Sono passati tre anni dal comeback-album, e la buona notizia è che il nuovo progetto “Snow Bound” è baciato dalla stessa ispirazione. Solo che questa volta Martin e il produttore Greg Haver hanno messo leggermente in stand by l’effetto nostalgia, focalizzando l’attenzione su sonorità moderne che sono decisamente lontane da quelle più naif e grezze degli esordi.
Brani come il singolo “Complex” e la title track ripropongono con sufficiente brio le genuine e insolite intuizioni armoniche, amabilmente agrodolci, che hanno reso glorioso il marchio The Chills.
I primi segnali di stanchezza e routine fanno però capolino, sottolineati dalla nuova estetica più ordinaria e leggermente ridondante. Se il tono energico quasi da stadio ben si addice alla grintosa “Scarred”, non regge del tutto nell’incerto gemellaggio tra passato e presente di “Lord Of All I Survey”. Qualche banalità di troppo (“Eazy Peazy”, “The Greatest Guide”) fa sorgere qualche dubbio sui futuri sviluppi della band, ed è grazie alle pagine più introverse, “Time To Atone”, “Deep Belief” e alla scrittura sempre calibrata ed alla voce sempre unica del leader, che il nuovo disco dei Chills riesce a convincere.

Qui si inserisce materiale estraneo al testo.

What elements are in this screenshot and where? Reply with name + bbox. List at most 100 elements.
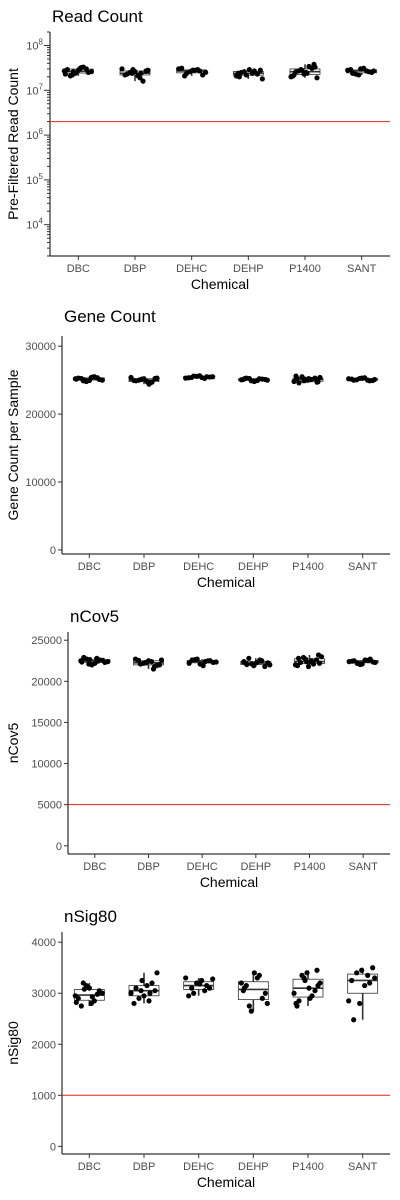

Ad ogni modo, “Snow Bound” è l’album della ritrovata spensieratezza per Martin Phillips. Ci sono un’euforia contagiosa e una sincerità di fondo, percepibili dall’introduttiva “Bad Sugar” fino al vibrante finale di “In Harmony”, due brani che incorniciano con garbo pregi e difetti di un disco amabile, che senza dubbio rinnoverà la stima dei fan di una delle cult-band più sfortunate della storia del rock.